Au cœur de Benedetta : la question du pouvoir. Le pouvoir de faire croire, d’abord. Benedetta est en prise directe – du moins le prétend-elle – avec Jésus, qui lui dit ce qu’elle doit faire, c’est-à-dire ce qu’elle désire. Ces apparitions sont contestées, notamment par Felicita, l’abbesse (Charlotte Rampling). Mais, pour la gloire du couvent, les instances religieuses locales sont favorables à ce que ces miracles soient réels. Benedetta est ainsi promue mère supérieure à la place de Felicita.
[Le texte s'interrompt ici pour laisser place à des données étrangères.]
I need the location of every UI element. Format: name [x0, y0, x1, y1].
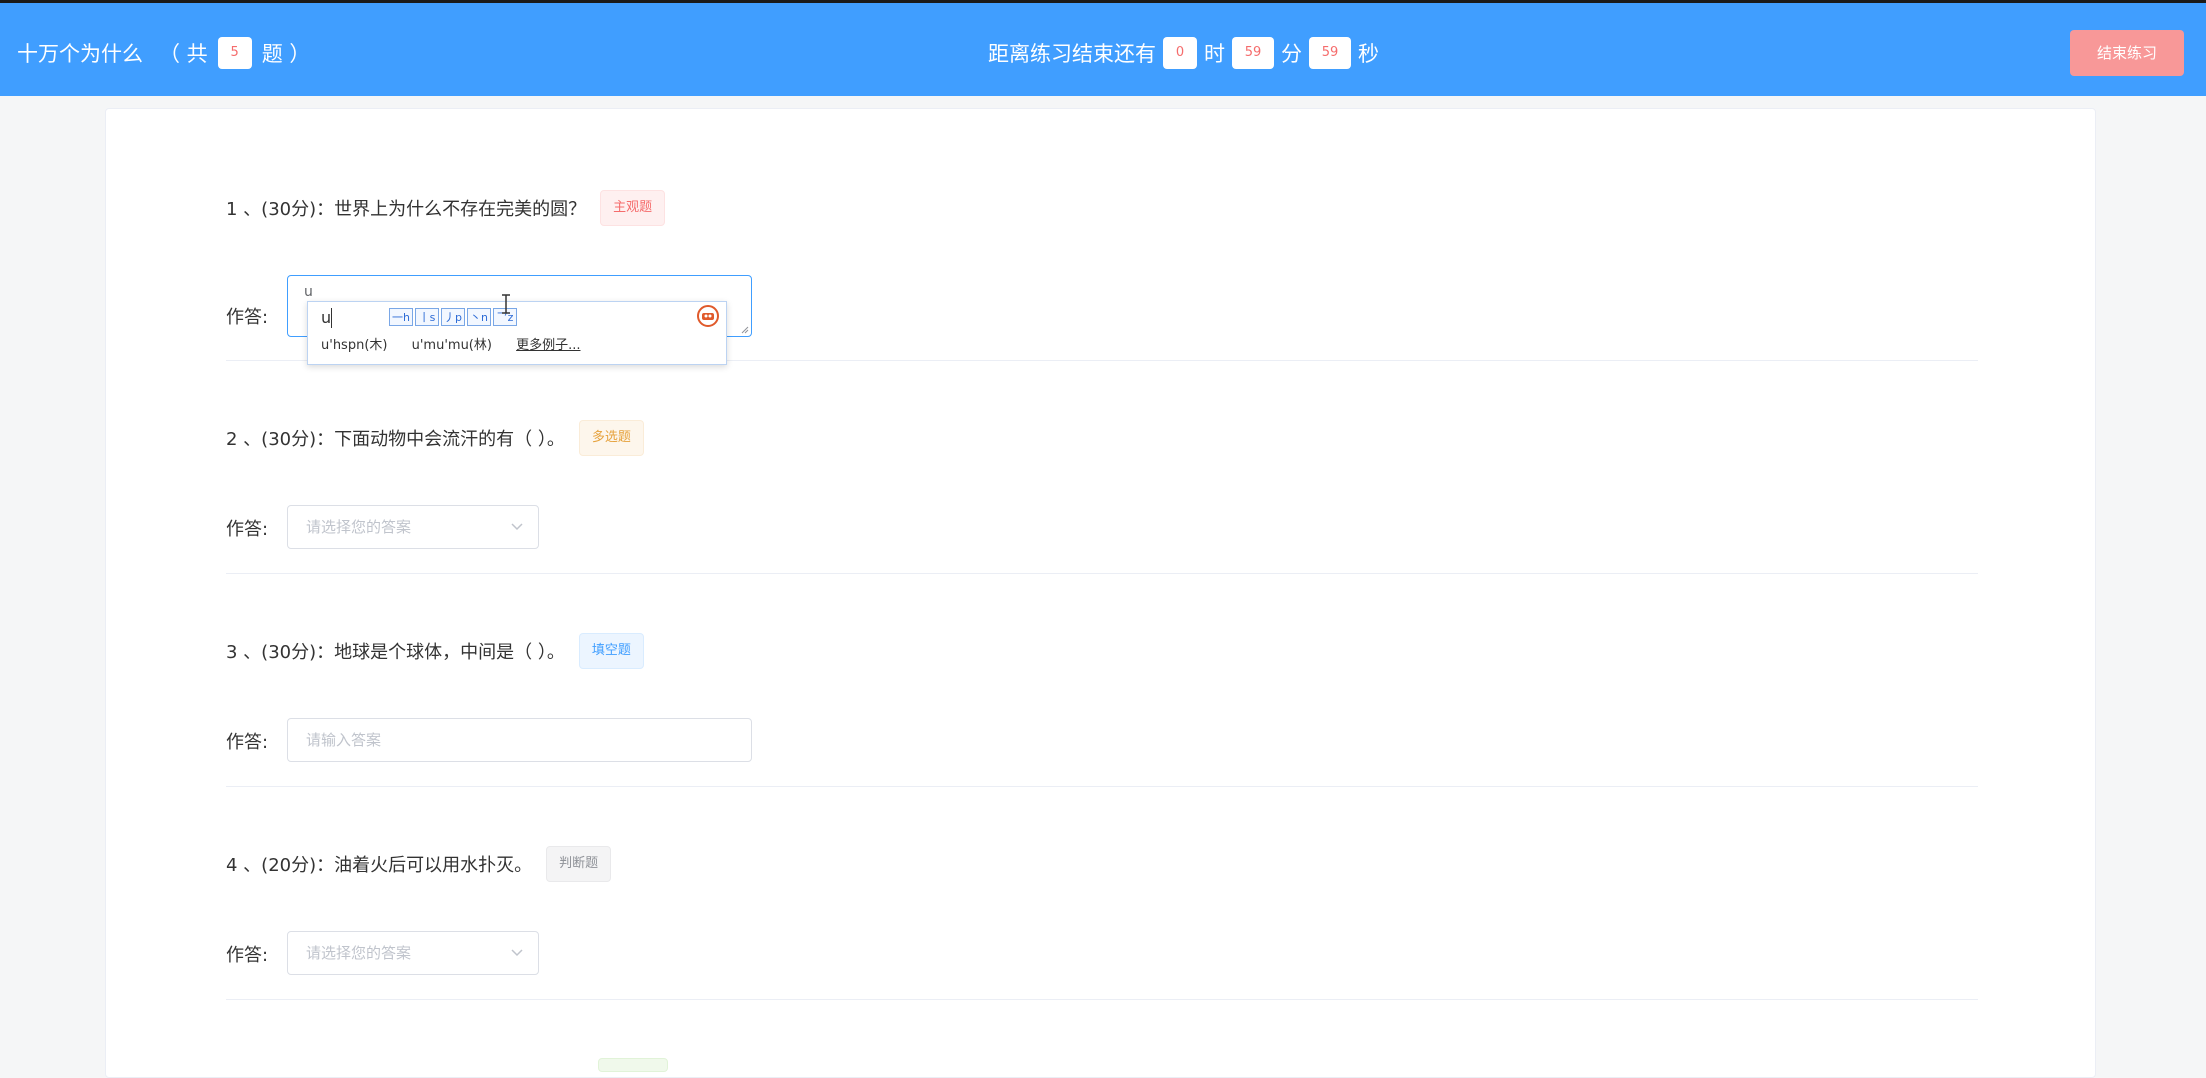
- ime-more-examples-link[interactable]: 更多例子...: [516, 338, 580, 353]
- seconds-box: 59: [1309, 37, 1351, 69]
- question-type-tag: 多选题: [578, 420, 644, 456]
- divider: [226, 573, 1978, 574]
- seconds-unit: 秒: [1358, 42, 1379, 66]
- text-cursor-icon: [502, 294, 510, 314]
- divider: [226, 999, 1978, 1000]
- minutes-box: 59: [1232, 37, 1274, 69]
- ime-caret: [331, 308, 332, 328]
- ime-composition: u: [321, 308, 332, 327]
- hours-unit: 时: [1204, 42, 1225, 66]
- chevron-down-icon: [511, 949, 523, 957]
- resize-handle-icon[interactable]: [739, 324, 749, 334]
- question-2-title: 2 、(30分)：下面动物中会流汗的有（ ）。: [226, 429, 565, 450]
- ime-stroke-shu[interactable]: 丨s: [415, 308, 439, 326]
- question-4-title: 4 、(20分)：油着火后可以用水扑灭。: [226, 855, 533, 876]
- ime-candidates: u'hspn(木) u'mu'mu(林) 更多例子...: [321, 334, 601, 353]
- input-placeholder: 请输入答案: [306, 731, 382, 749]
- ime-stroke-heng[interactable]: 一h: [389, 308, 413, 326]
- question-3-answer-row: 作答: 请输入答案: [226, 718, 826, 768]
- end-practice-button[interactable]: 结束练习: [2070, 30, 2184, 76]
- question-1-title: 1 、(30分)：世界上为什么不存在完美的圆？: [226, 199, 587, 220]
- question-type-tag: 填空题: [578, 633, 644, 669]
- divider: [226, 786, 1978, 787]
- quiz-title-group: 十万个为什么 （ 共 5 题 ）: [17, 37, 310, 69]
- total-prefix: （ 共: [159, 42, 208, 66]
- question-4-answer-select[interactable]: 请选择您的答案: [287, 931, 539, 975]
- ime-stroke-na[interactable]: 丶n: [467, 308, 491, 326]
- minutes-unit: 分: [1281, 42, 1302, 66]
- select-placeholder: 请选择您的答案: [306, 518, 412, 536]
- quiz-title: 十万个为什么: [17, 42, 143, 66]
- question-3-title: 3 、(30分)：地球是个球体，中间是（ ）。: [226, 642, 565, 663]
- ime-candidate-window: u 一h 丨s 丿p 丶n 乛z u'hspn(木) u'mu'mu(林) 更多…: [307, 301, 727, 365]
- ime-candidate-2[interactable]: u'mu'mu(林): [412, 338, 492, 353]
- textarea-value: u: [304, 284, 313, 300]
- next-question-tag: [598, 1058, 668, 1072]
- select-placeholder: 请选择您的答案: [306, 944, 412, 962]
- ime-logo-icon[interactable]: [696, 304, 720, 328]
- question-type-tag: 主观题: [600, 190, 666, 226]
- ime-candidate-1[interactable]: u'hspn(木): [321, 338, 387, 353]
- question-2-answer-select[interactable]: 请选择您的答案: [287, 505, 539, 549]
- countdown-timer: 距离练习结束还有 0 时 59 分 59 秒: [988, 37, 1379, 69]
- answer-label: 作答:: [226, 519, 269, 540]
- answer-label: 作答:: [226, 307, 269, 328]
- top-bar: 十万个为什么 （ 共 5 题 ） 距离练习结束还有 0 时 59 分 59 秒 …: [0, 0, 2206, 96]
- question-type-tag: 判断题: [546, 846, 612, 882]
- total-suffix: 题 ）: [261, 42, 311, 66]
- answer-label: 作答:: [226, 945, 269, 966]
- total-count-badge: 5: [217, 37, 252, 69]
- question-4-title-row: 4 、(20分)：油着火后可以用水扑灭。 判断题: [226, 846, 612, 882]
- question-2-answer-row: 作答: 请选择您的答案: [226, 505, 826, 555]
- hours-box: 0: [1163, 37, 1197, 69]
- answer-label: 作答:: [226, 732, 269, 753]
- question-3-title-row: 3 、(30分)：地球是个球体，中间是（ ）。 填空题: [226, 633, 644, 669]
- ime-stroke-pie[interactable]: 丿p: [441, 308, 465, 326]
- question-3-answer-input[interactable]: 请输入答案: [287, 718, 752, 762]
- question-1-title-row: 1 、(30分)：世界上为什么不存在完美的圆？ 主观题: [226, 190, 666, 226]
- countdown-label: 距离练习结束还有: [988, 42, 1156, 66]
- question-2-title-row: 2 、(30分)：下面动物中会流汗的有（ ）。 多选题: [226, 420, 644, 456]
- question-4-answer-row: 作答: 请选择您的答案: [226, 931, 826, 981]
- chevron-down-icon: [511, 523, 523, 531]
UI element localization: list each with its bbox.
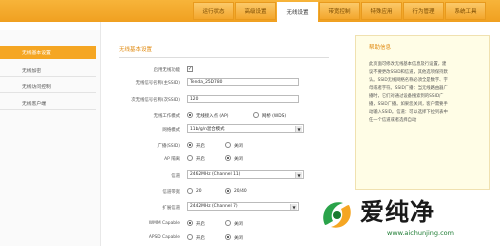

Le film ne tranche pas totalement sur les affabulations ou non de Benedetta. Là n’est pas l’important. Si le pouvoir apostolique finit par intervenir en la personne d’un nonce (Lambert Wilson), le motif en est tout autre. Non seulement Benedetta entretient des relations interdites, mais celles-ci sont lesbiennes. Avec la jeune Bartolomea (Daphné Patakia), la nonne a découvert les plaisirs de la chair. La coexistence de l’esprit (saint) et de l’exaltation du corps des femmes est le deuxième axe du film.

L’auteur d’Elle (en compétition à Cannes en 2016) et de Basic Instinct (1992) n’a pas choisi par hasard cette histoire – basée sur des faits réels, sœur Benedetta Carlini ayant réellement existé. Elle permet à Paul Verhoeven d’y déployer son ironie incisive et son goût à filmer des femmes émancipées.

Exemple : Benedetta et Bartolomea utilisent un sex-toy taillé dans le bois d’une statuette représentant la Vierge Marie. Soyons sûrs que les amis de Christine Boutin vont jouir de ce spectacle ! Autre ligne d’humour corrosif : l’hypocrisie dont font preuve les dignitaires religieux – des hommes bien sûr – qui semblent s’autoriser toutes les licences mais condamnent à la question et au bûcher les impies. Le nonce fait figure de tête de Turc ici (interprété par un Lambert Wilson en grande forme, qu’on retrouve au générique avec Olivier Rabourdin, comme au bon vieux temps de Des hommes et des dieux, le film de Xavier Beauvois). Mais Verhoeven aime surtout les personnages qui ne sont pas faits d’une même eau. Benedetta, loin d’être une héroïne sympathique, est double ou triple : tendre, autoritaire, opportuniste, courageuse… Le rôle permet à Virginie Effira de montrer toute la palette de son talent – c’est heureux, car ce n’est pas toujours le cas. À Bartolomea, d’extraction sociale plus simple, le cinéaste offre la possibilité d’atteindre un plaisir sensuel alors qu’elle fut battue et abusée par son père – comme une forme de revanche positive. Benedetta – qui en sera surpris de la part de Paul Verhoeven ? – est un film hérétique. Il nous met dans la joie et l’allégresse…

Benedetta, Paul Verhoeven, 2h06. En salle.